Quando escrevi a primeira obra sobre o assunto no Brasil, a discussão
era bastante limitada e circunscrita a alguns círculos acadêmicos. Para minha
surpresa, a recepção foi estupenda e, em pouco tempo, o tema espalhou-se país
afora, tumultuando os tribunais com diversos pedidos.
Não pretendo, novamente, apontar as dificuldades e impedimentos que, em
geral, a Administração apresenta como obstáculos à obtenção de novo benefício
mediante a renúncia de prestação anterior, nem os contra-argumentos cabíveis.
Para isso, remeto o leitor interessado à obra específica[1]. O que me
impulsiona a escrever, novamente, sobre a desaposentação é, basicamente, um
novo aspecto que, acredito, reforça a validade do procedimento, ainda que não
expressamente previsto em lei.
O modelo previdenciário brasileiro – assim como todo o restante da
América Latina – adota, em seus fundamentos, a dinâmica do seguro social, ainda
que com certos temperamentos. Em resumo, tais modelos de previdência social
têm, como características básicas, a contributividade do regime, a ausência de
universalidade real, o financiamento por contribuições sociais e, por fim, a
correlação entre a contribuição e o respectivo benefício.
Ou seja, a solidariedade, que é elemento inerente a qualquer modelo
protetivo, existe, aqui, em grau menor, seja pela abrangência restrita –
cobertura limitada a segurados e dependentes – seja pela necessária correlação
custeio versus benefício, como exteriorizado no artigo 195, § 5º da
Constituição de 1988. O modelo de financiamento, por contribuições sociais, ao
invés de impostos, teria justamente a finalidade de restringir os encargos à
clientela protegida, e não toda a sociedade.
Ao revés, em modelos universalistas de proteção, a cobertura é
verdadeiramente ampla, não demandando atributos do seguro social, como
filiação, qualidade de segurado e carência. Nesse sistema, tendo em vista a
solidariedade em grau máximo, o instrumento tributário adequado é o imposto.
Pois bem, tendo esses aspectos conceituais em mente, nota-se, com
facilidade, que a desaposentação, no Brasil, tem sua razão de ser.
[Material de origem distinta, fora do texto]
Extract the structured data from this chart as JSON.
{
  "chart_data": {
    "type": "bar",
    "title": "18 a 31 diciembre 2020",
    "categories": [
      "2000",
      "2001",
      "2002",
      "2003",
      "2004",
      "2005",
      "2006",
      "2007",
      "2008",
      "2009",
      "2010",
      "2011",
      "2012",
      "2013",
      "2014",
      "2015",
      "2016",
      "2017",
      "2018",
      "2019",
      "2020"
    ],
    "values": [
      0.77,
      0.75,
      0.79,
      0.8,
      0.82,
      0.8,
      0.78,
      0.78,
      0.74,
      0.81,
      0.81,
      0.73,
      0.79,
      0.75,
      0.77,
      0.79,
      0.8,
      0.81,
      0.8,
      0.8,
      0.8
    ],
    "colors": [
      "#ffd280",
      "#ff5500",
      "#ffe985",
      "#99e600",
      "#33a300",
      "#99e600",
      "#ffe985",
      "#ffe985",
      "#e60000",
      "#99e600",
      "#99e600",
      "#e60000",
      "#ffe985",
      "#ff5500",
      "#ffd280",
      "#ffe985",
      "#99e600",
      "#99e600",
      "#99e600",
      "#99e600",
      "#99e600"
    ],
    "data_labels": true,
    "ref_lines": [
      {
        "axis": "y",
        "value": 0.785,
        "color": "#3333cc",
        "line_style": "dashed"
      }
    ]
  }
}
Tendo o
segurado efetuado novas contribuições, após a aposentadoria, a premissa do
sistema é a necessidade do recálculo, sob pena de atribuir, em contrariedade à
Constituição, um modelo desconexo de proteção social, no qual se misturam
elementos de modelos previdenciários diversos.
Infelizmente, é justamente o que ocorre hoje. Sempre que surgem demandas
legítimas, de segurados e dependentes, visando incrementos e correções de
benefícios, em contrariedade à interpretação estatal, o inevitável argumento
oficial é, justamente, a natureza contributiva do sistema, com a estreita
vinculação ao equilíbrio financeiro e atuarial, no qual a prestação somente
existe com a rigorosa correlação com o custeio.
Por outro lado, quando surge nova imposição estatal, travestida de
contribuição social, sem qualquer contraprestação estatal, o argumento
onipresente, por parte Governo Federal, é sempre a solidariedade, a qual, nessa
concepção parcial e tendenciosa, permitiria a redução patrimonial de segurados
e dependentes mesmo sem qualquer contraprestação protetiva.
Ou seja, adota-se o fundamento que mais se adéqua às finalidades
desejadas. Ao incrementar receita sem contraprestação, os fundamentos de
modelos universalistas são apresentados. Já no momento de negar pretensões
legítimas, as premissas são do seguro social, objetivando restrições a direitos
legítimos e, também, sinalizar ao Judiciário a necessidade de submissão ao
aspecto atuarial.
Dois pesos, duas medidas. É equivocada e desleal tal conduta, pois
desvirtua as premissas do sistema de acordo com os objetivos desejados. É certo
que o modelo previdenciário carece de ajustes, mas não será vulnerando o
alicerce do sistema e expropriando o patrimônio dos segurados que isso se
resolverá. A admissão da desaposentação, como tenho dito, além de necessária,
servirá como incentivo à uma reforma previdenciária verdadeira.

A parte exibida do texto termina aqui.